07 December 2013

Going For A Walk: Te Henga Walkway, Bethells Beach {Or What's That Plant Called?}

After our last attempt to go for a proper hike in the Waitakares, my friend and I decided not to ask the park ranger for advice this time and instead we picked a trail ourselves. Smart move on our part - much better walk and we didn't get our feet wet. The whole wet feet thing might not be important to you, but it is to us. We headed out to Bethells Beach and took the Te Henga walkway past O'Neill Bay and then up to Raetahinga Point on the headland. Great picnic, sunny day, lovely weather (around 24°C!) and sea views. Overall roundtrip around 8kms. What more could you want. And we even had time to name the various plants we saw along the way. We're both pretty useless when it comes to knowing the "official" names of various plants, so we decided to give them new ones. You might want to get your New Zealand field guide out so you can cross out the old names and write in the new ones. We've got some pictures below so you can easily identify them.

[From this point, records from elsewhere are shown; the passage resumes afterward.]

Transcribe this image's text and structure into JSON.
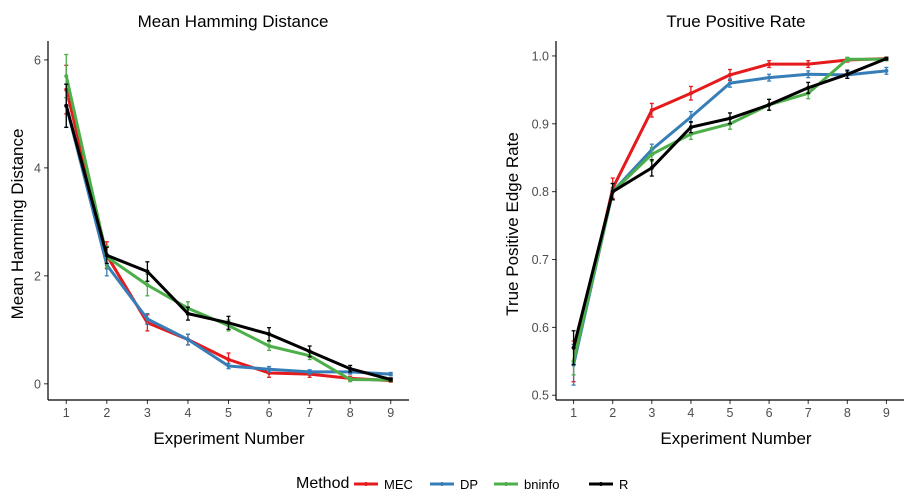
{
  "legend": {
    "title": "Method",
    "items": [
      {
        "name": "MEC",
        "color": "#E41A1C"
      },
      {
        "name": "DP",
        "color": "#377EB8"
      },
      {
        "name": "bninfo",
        "color": "#4DAF4A"
      },
      {
        "name": "R",
        "color": "#000000"
      }
    ]
  },
  "chart_data": [
    {
      "type": "line",
      "title": "Mean Hamming Distance",
      "xlabel": "Experiment Number",
      "ylabel": "Mean Hamming Distance",
      "x": [
        1,
        2,
        3,
        4,
        5,
        6,
        7,
        8,
        9
      ],
      "xlim": [
        0.55,
        9.45
      ],
      "ylim": [
        -0.3,
        6.35
      ],
      "yticks": [
        0,
        2,
        4,
        6
      ],
      "error_bars": true,
      "series": [
        {
          "name": "MEC",
          "color": "#E41A1C",
          "values": [
            5.45,
            2.38,
            1.13,
            0.82,
            0.45,
            0.2,
            0.18,
            0.1,
            0.06
          ],
          "err": [
            0.45,
            0.25,
            0.15,
            0.1,
            0.12,
            0.08,
            0.06,
            0.04,
            0.03
          ]
        },
        {
          "name": "DP",
          "color": "#377EB8",
          "values": [
            5.15,
            2.2,
            1.2,
            0.82,
            0.33,
            0.27,
            0.22,
            0.22,
            0.18
          ],
          "err": [
            0.4,
            0.2,
            0.1,
            0.1,
            0.05,
            0.05,
            0.04,
            0.04,
            0.03
          ]
        },
        {
          "name": "bninfo",
          "color": "#4DAF4A",
          "values": [
            5.7,
            2.35,
            1.83,
            1.4,
            1.08,
            0.7,
            0.52,
            0.08,
            0.07
          ],
          "err": [
            0.4,
            0.2,
            0.2,
            0.12,
            0.1,
            0.08,
            0.07,
            0.04,
            0.03
          ]
        },
        {
          "name": "R",
          "color": "#000000",
          "values": [
            5.15,
            2.38,
            2.08,
            1.3,
            1.13,
            0.92,
            0.6,
            0.28,
            0.08
          ],
          "err": [
            0.4,
            0.15,
            0.18,
            0.12,
            0.12,
            0.12,
            0.1,
            0.06,
            0.03
          ]
        }
      ]
    },
    {
      "type": "line",
      "title": "True Positive Rate",
      "xlabel": "Experiment Number",
      "ylabel": "True Positive Edge Rate",
      "x": [
        1,
        2,
        3,
        4,
        5,
        6,
        7,
        8,
        9
      ],
      "xlim": [
        0.55,
        9.45
      ],
      "ylim": [
        0.493,
        1.022
      ],
      "yticks": [
        0.5,
        0.6,
        0.7,
        0.8,
        0.9,
        1.0
      ],
      "ytick_labels": [
        "0.5",
        "0.6",
        "0.7",
        "0.8",
        "0.9",
        "1.0"
      ],
      "error_bars": true,
      "series": [
        {
          "name": "MEC",
          "color": "#E41A1C",
          "values": [
            0.55,
            0.805,
            0.92,
            0.945,
            0.972,
            0.988,
            0.988,
            0.994,
            0.996
          ],
          "err": [
            0.03,
            0.015,
            0.01,
            0.01,
            0.008,
            0.005,
            0.005,
            0.003,
            0.002
          ]
        },
        {
          "name": "DP",
          "color": "#377EB8",
          "values": [
            0.545,
            0.8,
            0.862,
            0.91,
            0.96,
            0.968,
            0.973,
            0.972,
            0.978
          ],
          "err": [
            0.03,
            0.012,
            0.008,
            0.008,
            0.006,
            0.005,
            0.005,
            0.005,
            0.005
          ]
        },
        {
          "name": "bninfo",
          "color": "#4DAF4A",
          "values": [
            0.55,
            0.8,
            0.855,
            0.885,
            0.9,
            0.928,
            0.945,
            0.995,
            0.995
          ],
          "err": [
            0.02,
            0.012,
            0.01,
            0.008,
            0.008,
            0.008,
            0.008,
            0.003,
            0.002
          ]
        },
        {
          "name": "R",
          "color": "#000000",
          "values": [
            0.57,
            0.8,
            0.835,
            0.895,
            0.908,
            0.928,
            0.953,
            0.973,
            0.996
          ],
          "err": [
            0.025,
            0.012,
            0.012,
            0.008,
            0.008,
            0.008,
            0.008,
            0.006,
            0.002
          ]
        }
      ]
    }
  ]
}
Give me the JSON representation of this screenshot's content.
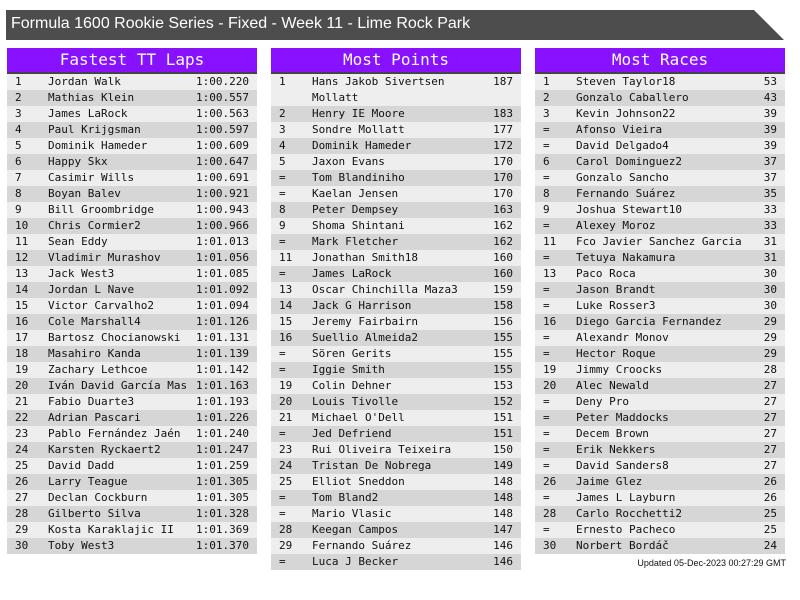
{
  "title": "Formula 1600 Rookie Series - Fixed - Week 11 - Lime Rock Park",
  "updated": "Updated 05-Dec-2023 00:27:29 GMT",
  "colors": {
    "banner": "#4d4d4d",
    "panel_header": "#8811ff",
    "row_light": "#eeeeee",
    "row_dark": "#d6d6d6"
  },
  "tables": [
    {
      "title": "Fastest TT Laps",
      "rows": [
        [
          "1",
          "Jordan Walk",
          "1:00.220"
        ],
        [
          "2",
          "Mathias Klein",
          "1:00.557"
        ],
        [
          "3",
          "James LaRock",
          "1:00.563"
        ],
        [
          "4",
          "Paul Krijgsman",
          "1:00.597"
        ],
        [
          "5",
          "Dominik Hameder",
          "1:00.609"
        ],
        [
          "6",
          "Happy Skx",
          "1:00.647"
        ],
        [
          "7",
          "Casimir Wills",
          "1:00.691"
        ],
        [
          "8",
          "Boyan Balev",
          "1:00.921"
        ],
        [
          "9",
          "Bill Groombridge",
          "1:00.943"
        ],
        [
          "10",
          "Chris Cormier2",
          "1:00.966"
        ],
        [
          "11",
          "Sean Eddy",
          "1:01.013"
        ],
        [
          "12",
          "Vladimir Murashov",
          "1:01.056"
        ],
        [
          "13",
          "Jack West3",
          "1:01.085"
        ],
        [
          "14",
          "Jordan L Nave",
          "1:01.092"
        ],
        [
          "15",
          "Victor Carvalho2",
          "1:01.094"
        ],
        [
          "16",
          "Cole Marshall4",
          "1:01.126"
        ],
        [
          "17",
          "Bartosz Chocianowski",
          "1:01.131"
        ],
        [
          "18",
          "Masahiro Kanda",
          "1:01.139"
        ],
        [
          "19",
          "Zachary Lethcoe",
          "1:01.142"
        ],
        [
          "20",
          "Iván David García Mas",
          "1:01.163"
        ],
        [
          "21",
          "Fabio Duarte3",
          "1:01.193"
        ],
        [
          "22",
          "Adrian Pascari",
          "1:01.226"
        ],
        [
          "23",
          "Pablo Fernández Jaén",
          "1:01.240"
        ],
        [
          "24",
          "Karsten Ryckaert2",
          "1:01.247"
        ],
        [
          "25",
          "David Dadd",
          "1:01.259"
        ],
        [
          "26",
          "Larry Teague",
          "1:01.305"
        ],
        [
          "27",
          "Declan Cockburn",
          "1:01.305"
        ],
        [
          "28",
          "Gilberto Silva",
          "1:01.328"
        ],
        [
          "29",
          "Kosta Karaklajic II",
          "1:01.369"
        ],
        [
          "30",
          "Toby West3",
          "1:01.370"
        ]
      ]
    },
    {
      "title": "Most Points",
      "rows": [
        [
          "1",
          "Hans Jakob Sivertsen Mollatt",
          "187"
        ],
        [
          "2",
          "Henry IE Moore",
          "183"
        ],
        [
          "3",
          "Sondre Mollatt",
          "177"
        ],
        [
          "4",
          "Dominik Hameder",
          "172"
        ],
        [
          "5",
          "Jaxon Evans",
          "170"
        ],
        [
          "=",
          "Tom Blandiniho",
          "170"
        ],
        [
          "=",
          "Kaelan Jensen",
          "170"
        ],
        [
          "8",
          "Peter Dempsey",
          "163"
        ],
        [
          "9",
          "Shoma Shintani",
          "162"
        ],
        [
          "=",
          "Mark Fletcher",
          "162"
        ],
        [
          "11",
          "Jonathan Smith18",
          "160"
        ],
        [
          "=",
          "James LaRock",
          "160"
        ],
        [
          "13",
          "Oscar Chinchilla Maza3",
          "159"
        ],
        [
          "14",
          "Jack G Harrison",
          "158"
        ],
        [
          "15",
          "Jeremy Fairbairn",
          "156"
        ],
        [
          "16",
          "Suellio Almeida2",
          "155"
        ],
        [
          "=",
          "Sören Gerits",
          "155"
        ],
        [
          "=",
          "Iggie Smith",
          "155"
        ],
        [
          "19",
          "Colin Dehner",
          "153"
        ],
        [
          "20",
          "Louis Tivolle",
          "152"
        ],
        [
          "21",
          "Michael O'Dell",
          "151"
        ],
        [
          "=",
          "Jed Defriend",
          "151"
        ],
        [
          "23",
          "Rui Oliveira Teixeira",
          "150"
        ],
        [
          "24",
          "Tristan De Nobrega",
          "149"
        ],
        [
          "25",
          "Elliot Sneddon",
          "148"
        ],
        [
          "=",
          "Tom Bland2",
          "148"
        ],
        [
          "=",
          "Mario Vlasic",
          "148"
        ],
        [
          "28",
          "Keegan Campos",
          "147"
        ],
        [
          "29",
          "Fernando Suárez",
          "146"
        ],
        [
          "=",
          "Luca J Becker",
          "146"
        ]
      ]
    },
    {
      "title": "Most Races",
      "rows": [
        [
          "1",
          "Steven Taylor18",
          "53"
        ],
        [
          "2",
          "Gonzalo Caballero",
          "43"
        ],
        [
          "3",
          "Kevin Johnson22",
          "39"
        ],
        [
          "=",
          "Afonso Vieira",
          "39"
        ],
        [
          "=",
          "David Delgado4",
          "39"
        ],
        [
          "6",
          "Carol Dominguez2",
          "37"
        ],
        [
          "=",
          "Gonzalo Sancho",
          "37"
        ],
        [
          "8",
          "Fernando Suárez",
          "35"
        ],
        [
          "9",
          "Joshua Stewart10",
          "33"
        ],
        [
          "=",
          "Alexey Moroz",
          "33"
        ],
        [
          "11",
          "Fco Javier Sanchez Garcia",
          "31"
        ],
        [
          "=",
          "Tetuya Nakamura",
          "31"
        ],
        [
          "13",
          "Paco Roca",
          "30"
        ],
        [
          "=",
          "Jason Brandt",
          "30"
        ],
        [
          "=",
          "Luke Rosser3",
          "30"
        ],
        [
          "16",
          "Diego Garcia Fernandez",
          "29"
        ],
        [
          "=",
          "Alexandr Monov",
          "29"
        ],
        [
          "=",
          "Hector Roque",
          "29"
        ],
        [
          "19",
          "Jimmy Croocks",
          "28"
        ],
        [
          "20",
          "Alec Newald",
          "27"
        ],
        [
          "=",
          "Deny Pro",
          "27"
        ],
        [
          "=",
          "Peter Maddocks",
          "27"
        ],
        [
          "=",
          "Decem Brown",
          "27"
        ],
        [
          "=",
          "Erik Nekkers",
          "27"
        ],
        [
          "=",
          "David Sanders8",
          "27"
        ],
        [
          "26",
          "Jaime Glez",
          "26"
        ],
        [
          "=",
          "James L Layburn",
          "26"
        ],
        [
          "28",
          "Carlo Rocchetti2",
          "25"
        ],
        [
          "=",
          "Ernesto Pacheco",
          "25"
        ],
        [
          "30",
          "Norbert Bordáč",
          "24"
        ]
      ]
    }
  ]
}
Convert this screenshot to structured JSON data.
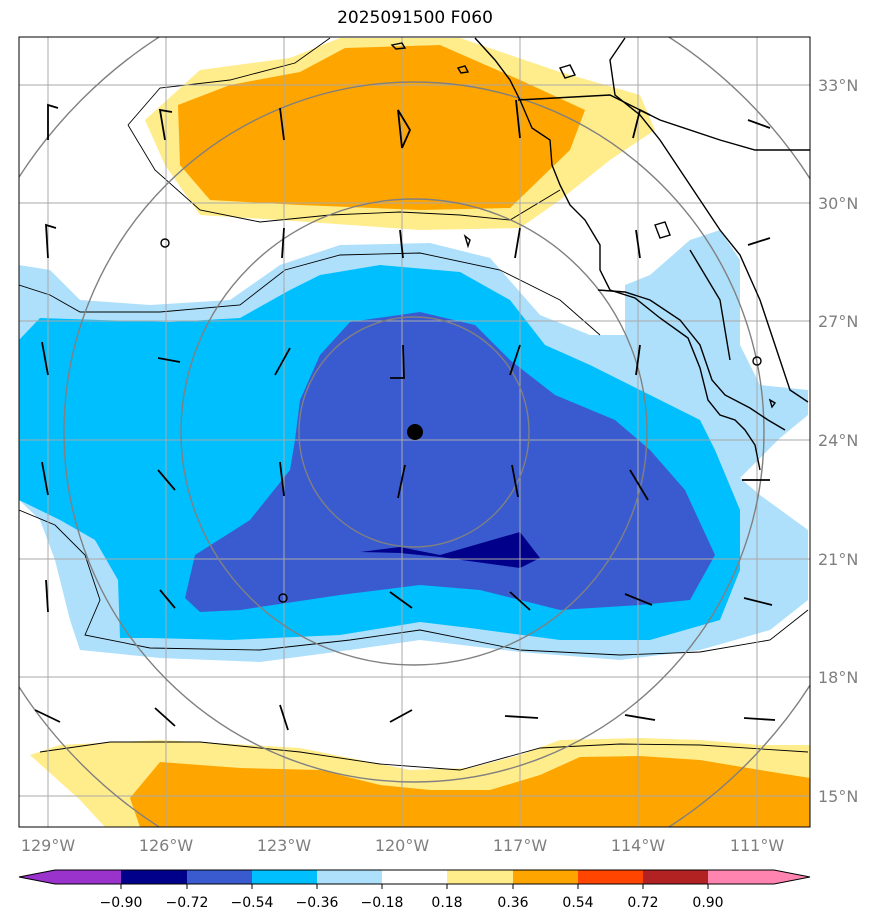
{
  "title": "2025091500 F060",
  "colors": {
    "neg_090": "#9933cc",
    "neg_072": "#00008b",
    "neg_054": "#3a5bcf",
    "neg_036": "#00bfff",
    "neg_018": "#aee0fb",
    "zero": "#ffffff",
    "pos_018": "#ffec8b",
    "pos_036": "#ffa500",
    "pos_054": "#ff4500",
    "pos_072": "#b22222",
    "pos_090": "#ff85b0",
    "grid": "#9a9a9a",
    "coast": "#000000",
    "ring": "#808080"
  },
  "map": {
    "lat_labels": [
      "33°N",
      "30°N",
      "27°N",
      "24°N",
      "21°N",
      "18°N",
      "15°N"
    ],
    "lon_labels": [
      "129°W",
      "126°W",
      "123°W",
      "120°W",
      "117°W",
      "114°W",
      "111°W"
    ],
    "center_marker": "storm-center"
  },
  "colorbar": {
    "labels": [
      "−0.90",
      "−0.72",
      "−0.54",
      "−0.36",
      "−0.18",
      "0.18",
      "0.36",
      "0.54",
      "0.72",
      "0.90"
    ]
  }
}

You cross over the Waitakare River on your way to O'Neill Bay. Fortunately, they have a bridge so no one needs to get their feet wet.
The Te Henga walkway is part of the Hillary Trail (as in Sir Edmund), which is a four day 77km tramp. We didn't have four days, so we just did part of it.

Some folks have carved their names into the cliff, as well as some pictures like this cute smiley face. Not that you should ever deface nature, but if you're into the whole vandalism thing, then make it something cute like this. There are also some naughty pictures but my mom reads this so I'm not sharing those ones.
This plant is now known as "vanilla fingers". If someone calls if flax, they would be wrong. You should correct them.

From this point forward, this plant will be known as "snow angel". We think it looks very pretty, just like a snow angel.
This is the "kitty cat" plant. When you touch it, it feels soft like a kitty cat. There was some discussion about how we could save minks from being turned into coats if we made coats out of this plant instead because it is so soft. But then we realized that it falls apart if you touch it too much so we've told our R&D department to try to solve the whole falling apart problem so that we can make coats. They have a month to make it work or someone is going to get fired.

On a sunny day, it is good to stop and take a break in the shade.

We didn't know what to call these. If you have any suggestions, let me know.

We even renamed this one. It is now known as "yellow sunshine goddess".
Danger, danger...fortunately it was a very dry day.
This is what they meant. Erosion and landslides all over the place.
View from where we had our picnic lunch out to the "ditch" aka the Tasman Sea. And of course we reapplied our sunscreen. Because it is smart to be sunsmart.


  1. Love your names! This post reminds me of a kayak trip hubby and I did through a swamp area in Florida, where we saw skinny legged birds and long necked birds - and we still call the same birds by these names. BTW - we will be up in Auckland tomorrow morning (sun) for brunch - join us??

    1. Your bird names probably make far more sense than their "official" names. And far easier to remember! I've just sent you an email re: brunch. Cheers - Ellen

  2. Beautiful photos! I so hope we get to sail there. The trees? How about God Fingers? Also, I believe that little grass is marketed her in the US under the name 'Bunnytails' or something on that order. I actually grew it, if it's the same one. Lots of native New Zealand plants grow here.

    1. "God Fingers" it is! I'll update my field guide accordingly. Bunnytails is a great name as well - I wish we had thought of that one!